Le mariage, les enfants, le CRS. Catholique convertie dès le Vietnam, Anh-Dao accompagne volontiers «Madame» à l'église. Mais l'obéissance trouve ses limites quand le corps s'ingénie à exulter. 1981, Chirac se ramasse à la présidentielle et Anh-Dao commence à secouer la tutelle de sa bienfaitrice. Elle a jeté son dévolu sur Michel, un franco-vietnamien, mais sollicite le consentement de Bernadette. Celle-ci trouve cela un peu rapide, fait valoir que le mariage, c'est pour la vie, voudrait que les fiançailles durent un bail. Pourtant, Anh-Dao obtient gain de cause et c'est le maire-père qui les unit. Quand elle est enceinte, Bernadette reprend les choses en main, somme le professeur Cabrol de la suivre dans son service, aménage le nid pour l'oisillon avec une efficacité toute militaire. Anh-Dao aura trois enfants aux prénoms comme autant d'actions de grâce : Bernard, Laurence, et Jacques, dit Jacquot, qui appelleront papy et mamy ceux qu'Anh-Dao n'a jamais osé nommer papa et maman. Et puis, la vie va. Anniversaires, arbres de Noël de l'Elysée, victoires et défaites électorales. On s'éloigne, on se revoit. Les parents naturels d'Anh-Dao ont fini par rejoindre la France. Elle s'en occupe beaucoup, se dévoue aux siens, s'oublie dans tout ça. Et se réveille à 42 ans sur une plage du cap d'Agde où un beau CRS trentenaire fait du bouche à bouche à une engloutie. Anh-Dao envoie tout valser pour son prince charmant enfin incarné. Chirac comprend, Bernadette tempête. Ils ne seront pas du second mariage. Ils enverront un cadeau, «un service à champagne en cristal de Saint-Louis».
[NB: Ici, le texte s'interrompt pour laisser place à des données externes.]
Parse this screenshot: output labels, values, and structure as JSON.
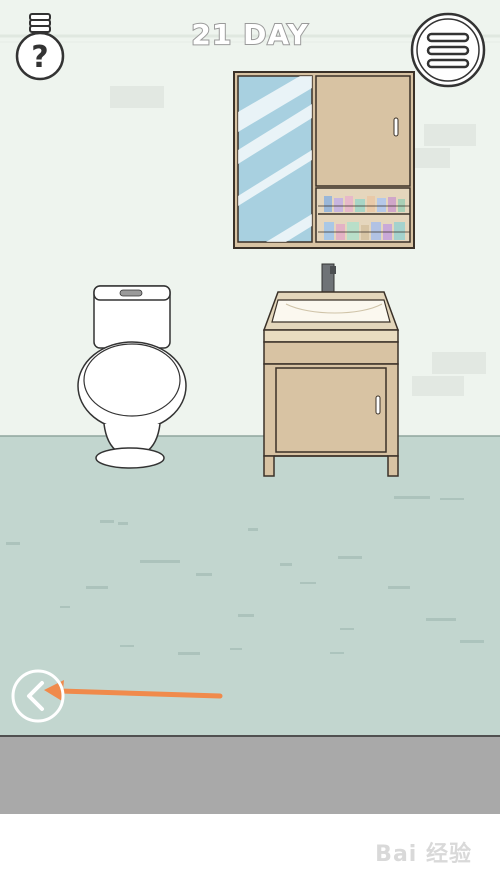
{
  "hud": {
    "day_label": "21 DAY",
    "hint_icon": "lightbulb-question-icon",
    "menu_icon": "hamburger-menu-icon",
    "back_icon": "chevron-left-icon"
  },
  "annotation": {
    "arrow_color": "#f08a4b",
    "arrow_target": "back-button"
  },
  "colors": {
    "wall": "#eef4ee",
    "floor": "#c2d6cf",
    "cabinet": "#d8c3a3",
    "mirror": "#a8d0e0",
    "bottom_bar": "#a9a9a9"
  },
  "watermark": {
    "text": "Bai 经验"
  }
}
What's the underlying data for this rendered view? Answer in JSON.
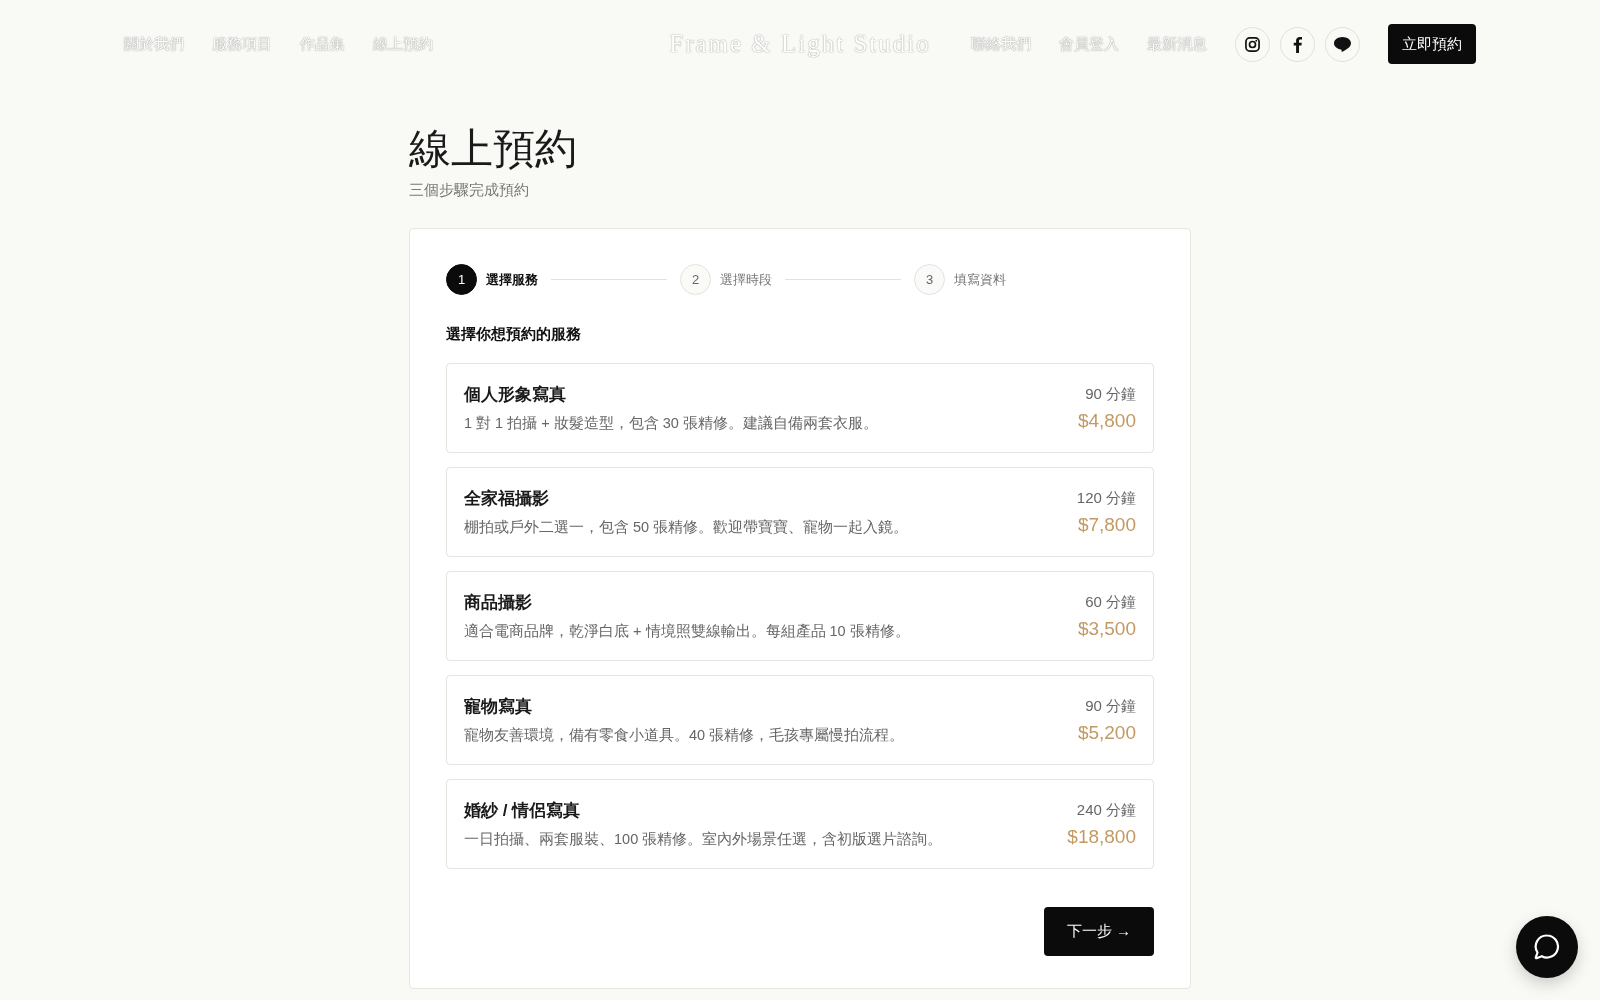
{
  "header": {
    "nav_left": [
      "關於我們",
      "服務項目",
      "作品集",
      "線上預約"
    ],
    "logo": "Frame & Light Studio",
    "nav_right": [
      "聯絡我們",
      "會員登入",
      "最新消息"
    ],
    "cta": "立即預約"
  },
  "page": {
    "title": "線上預約",
    "subtitle": "三個步驟完成預約"
  },
  "stepper": [
    {
      "number": "1",
      "label": "選擇服務",
      "selected": true
    },
    {
      "number": "2",
      "label": "選擇時段",
      "selected": false
    },
    {
      "number": "3",
      "label": "填寫資料",
      "selected": false
    }
  ],
  "section_title": "選擇你想預約的服務",
  "services": [
    {
      "name": "個人形象寫真",
      "description": "1 對 1 拍攝 + 妝髮造型，包含 30 張精修。建議自備兩套衣服。",
      "duration": "90 分鐘",
      "price": "$4,800",
      "selected": false
    },
    {
      "name": "全家福攝影",
      "description": "棚拍或戶外二選一，包含 50 張精修。歡迎帶寶寶、寵物一起入鏡。",
      "duration": "120 分鐘",
      "price": "$7,800",
      "selected": false
    },
    {
      "name": "商品攝影",
      "description": "適合電商品牌，乾淨白底 + 情境照雙線輸出。每組產品 10 張精修。",
      "duration": "60 分鐘",
      "price": "$3,500",
      "selected": false
    },
    {
      "name": "寵物寫真",
      "description": "寵物友善環境，備有零食小道具。40 張精修，毛孩專屬慢拍流程。",
      "duration": "90 分鐘",
      "price": "$5,200",
      "selected": false
    },
    {
      "name": "婚紗 / 情侶寫真",
      "description": "一日拍攝、兩套服裝、100 張精修。室內外場景任選，含初版選片諮詢。",
      "duration": "240 分鐘",
      "price": "$18,800",
      "selected": false
    }
  ],
  "next_button": "下一步 →"
}
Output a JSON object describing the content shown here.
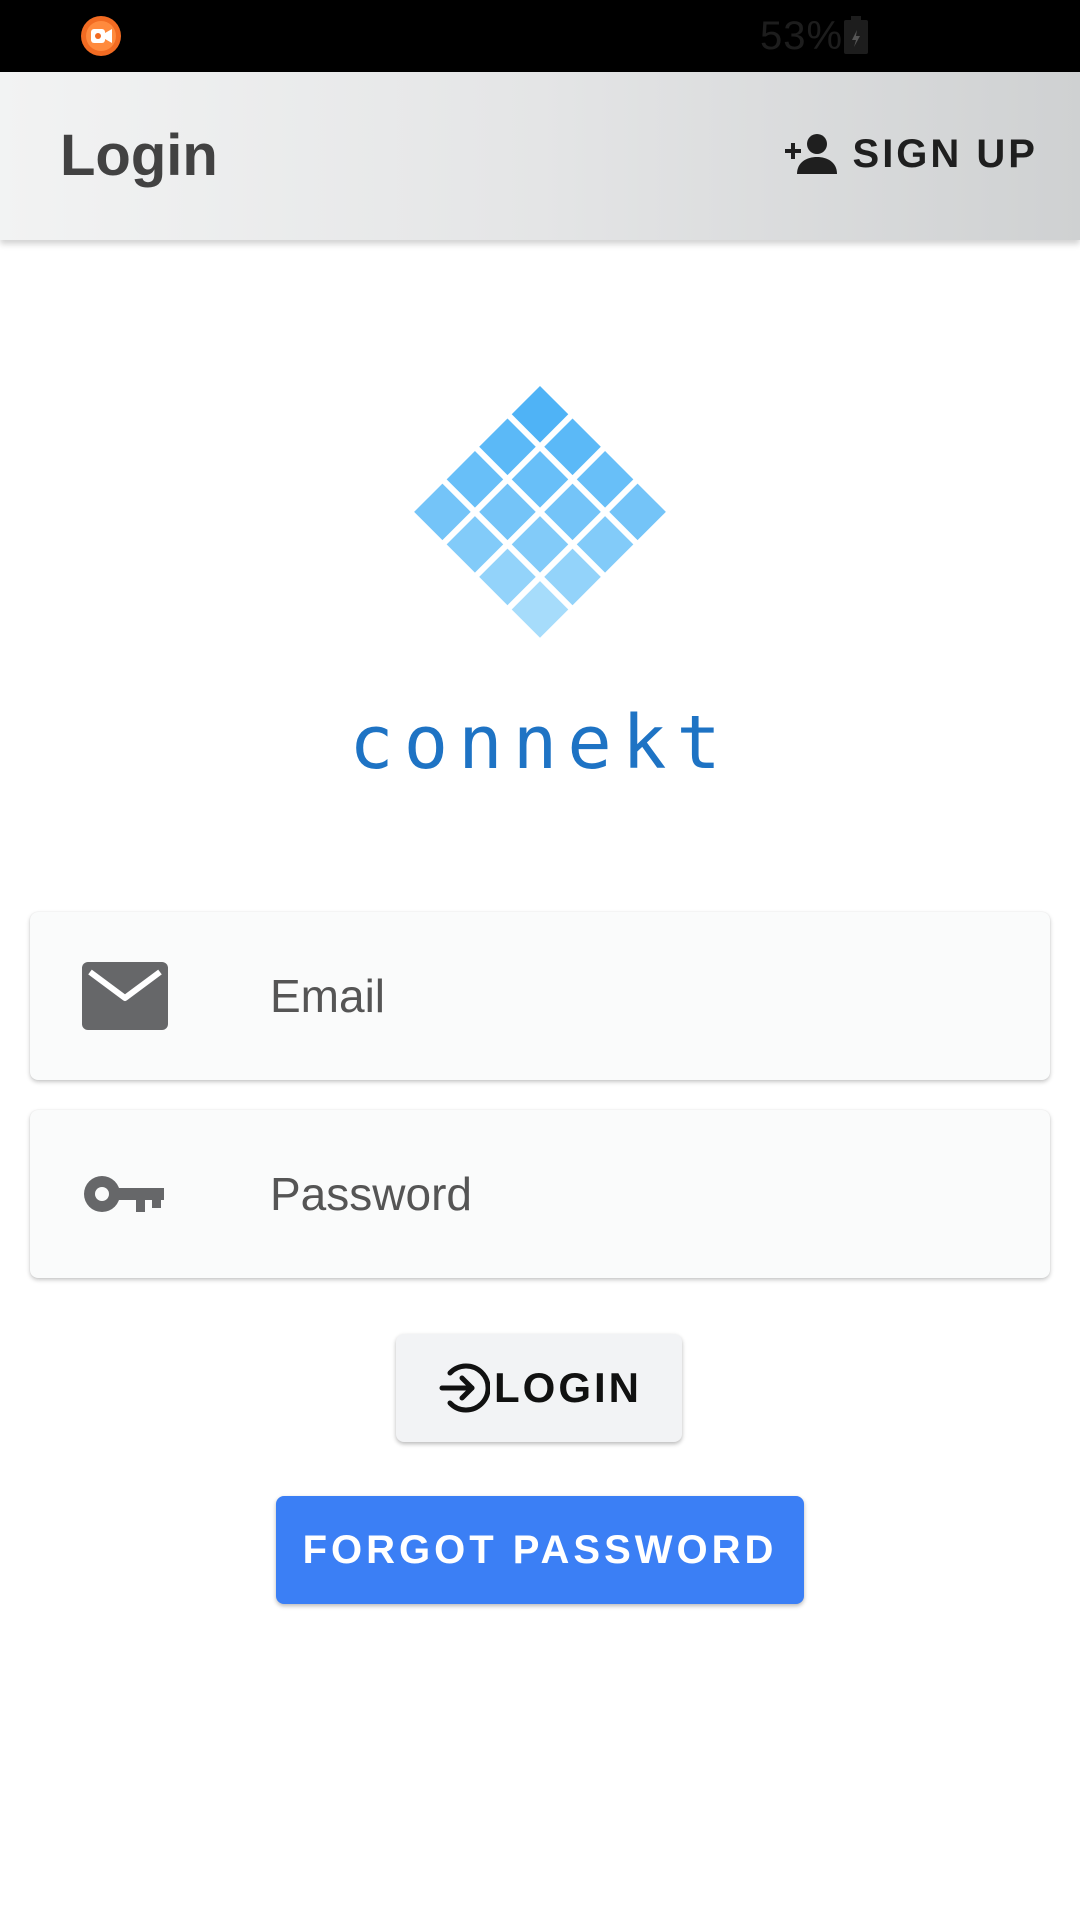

La politique. Pour Anh-Dao, une critique, même modérée, même mineure, du père président est inimaginable. Elle voudrait voir Chirac se lancer dans un troisième mandat, signe de bonne santé et preuve que rien ne change. D'où son refus de choisir entre Sarkozy et Villepin. Quand on gratte un peu, on découvre une autoritaire, assez réac. Qui a créé une association qui récompense «le dévouement civil et militaire». Et qui pense que les immigrés n'ont qu'à faire des efforts pour s'intégrer et qu'ils se doivent d'aimer ce beau pays qu'est la France. Ce paradis que préside toujours son «père» vénéré.